1. Read, read, and read!
You are doing it now, so good on you! Cybersecurity is the intersection of many disciplines; too many to list here, in fact. It is not easy to boil cyber security down to one or two topics. The more you read, the better off you will be and the more well rounded you will become.
Do not worry too much about technicals or specific coding languages if you have not yet started. Much of cyber security is about procedure and social engineering and not only coding or vulnerability exploitation.
2. Look into and study for entry level security certifications.
In most cases, entry level security certifications do not require coding experience but can be studied for and memorized. These certifications often have to do with the way data is handled, what to do in certain situations, etc…
These certifications do not mean you can hack but often show an employer that you know the 101s of cybersecurity practices. This is an important step and for many jobs are listed as requirements on the job application.
Your resume will also get a boost by these certifications if you do not have work experience in the field at the point in which you apply for the job. Please note, however, that not all certifications are useful to every job. We will discuss certifications at a later time and OSS can help you study for them!
3. Start hacking as soon as you can!
Being in OSS means you probably have already had some experience in this. As we continue to develop our membership, mission, and curriculum, we are finding more ways to expose our membership to more hacking environments and give each and everyone a great and safe hacking experience.
If there is something you want to learn and we have not yet talked about it, please let us know! In the meanwhile, you can create a virtual machine, and set up an environment to keep your computer safe and you can start hacking away!
Remember, however, that you need to have written permission from the owner of the environment to hack it legally. You do not want to lose your access to a computer for the rest of your life due to a legal misunderstanding.
4. Projects show you know what you say you know!
This has a bit to do with hacking in custom environments. There are many open source projects that you can be a part of or create your own and gather a few of your other interested or qualified friends.
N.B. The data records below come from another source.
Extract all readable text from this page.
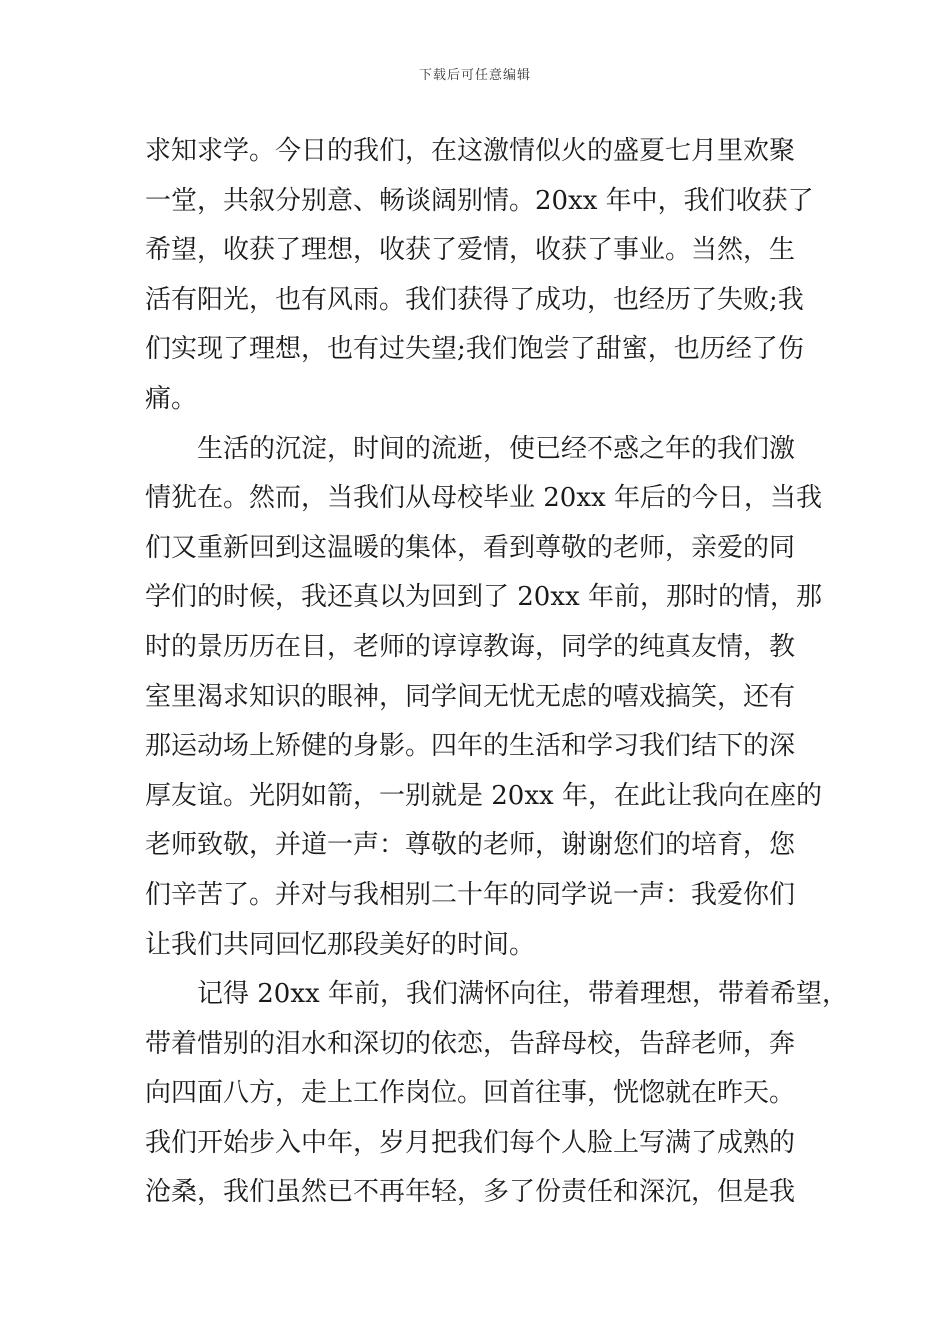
下载后可任意编辑
求知求学。今日的我们，在这激情似火的盛夏七月里欢聚
一堂，共叙分别意、畅谈阔别情。20xx 年中，我们收获了
希望，收获了理想，收获了爱情，收获了事业。当然，生
活有阳光，也有风雨。我们获得了成功，也经历了失败;我
们实现了理想，也有过失望;我们饱尝了甜蜜，也历经了伤
痛。
生活的沉淀，时间的流逝，使已经不惑之年的我们激
情犹在。然而，当我们从母校毕业 20xx 年后的今日，当我
们又重新回到这温暖的集体，看到尊敬的老师，亲爱的同
学们的时候，我还真以为回到了 20xx 年前，那时的情，那
时的景历历在目，老师的谆谆教诲，同学的纯真友情，教
室里渴求知识的眼神，同学间无忧无虑的嘻戏搞笑，还有
那运动场上矫健的身影。四年的生活和学习我们结下的深
厚友谊。光阴如箭，一别就是 20xx 年，在此让我向在座的
老师致敬，并道一声：尊敬的老师，谢谢您们的培育，您
们辛苦了。并对与我相别二十年的同学说一声：我爱你们
让我们共同回忆那段美好的时间。
记得 20xx 年前，我们满怀向往，带着理想，带着希望，
带着惜别的泪水和深切的依恋，告辞母校，告辞老师，奔
向四面八方，走上工作岗位。回首往事，恍惚就在昨天。
我们开始步入中年，岁月把我们每个人脸上写满了成熟的
沧桑，我们虽然已不再年轻，多了份责任和深沉，但是我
Do not worry about knowing everything before starting a project; part of the reason projects have a big impact on your ability to get work is that projects create a sense of adventure and uncertainty. This simulates many real world projects where there really isn’t much for you to go off of.
Projects also show employers that you have combined your knowledge on various or specific topics and applied it. This confirms that you can ‘walk the walk.’
5. Look into, study for, and take advanced certifications such as CISSP.
There are many advanced certifications out there offered by various organizations or companies. This is something you should start familiarizing yourself with once you start looking into the entry level certifications.
As you grown in the cybersecurity world, you can start figuring out which certifications will best help you move up in field you are interested in. Not all certifications have the same weight in the job you may be hired to work. In some cases, such certifications can even help get you pay raises or result in promotions as you scale the ladder of success.
6. Network, network, network!
As a rule in life, networking is king. Make sure to keep in touch with old friends, meet new people who share your interests in college, high school, and, in this case, OSS. These same people can one day help you find jobs or hire you outright.
Today, anywhere from 70 – 80% of jobs are not published or publicized. Instead, many of these positions are filled via the networking efforts of men and women who understood the value of networking. Networking is not exactly a cakewalk, but it is not to be feared. In OSS, we build communities of ethical hackers and work to build bonds that last beyond college and professionalism. As Ivan Misner once put it, “networking is more about farming than it is about hunting.”
Keep in touch with your network and make an effort to socialize with them and remember to be generous. You are part of a network and should be willing to give to this network just as much as take and don’t keep score. If you pick the plant too early, you might miss out when it becomes a tree.
And finally, don’t forget to remember those who helped you get where you are. Networking is an important part of the job hunt but don’t get so caught up in finding a job that you overlook the reality that you need to qualify for it. So enough said, let’s get hacking!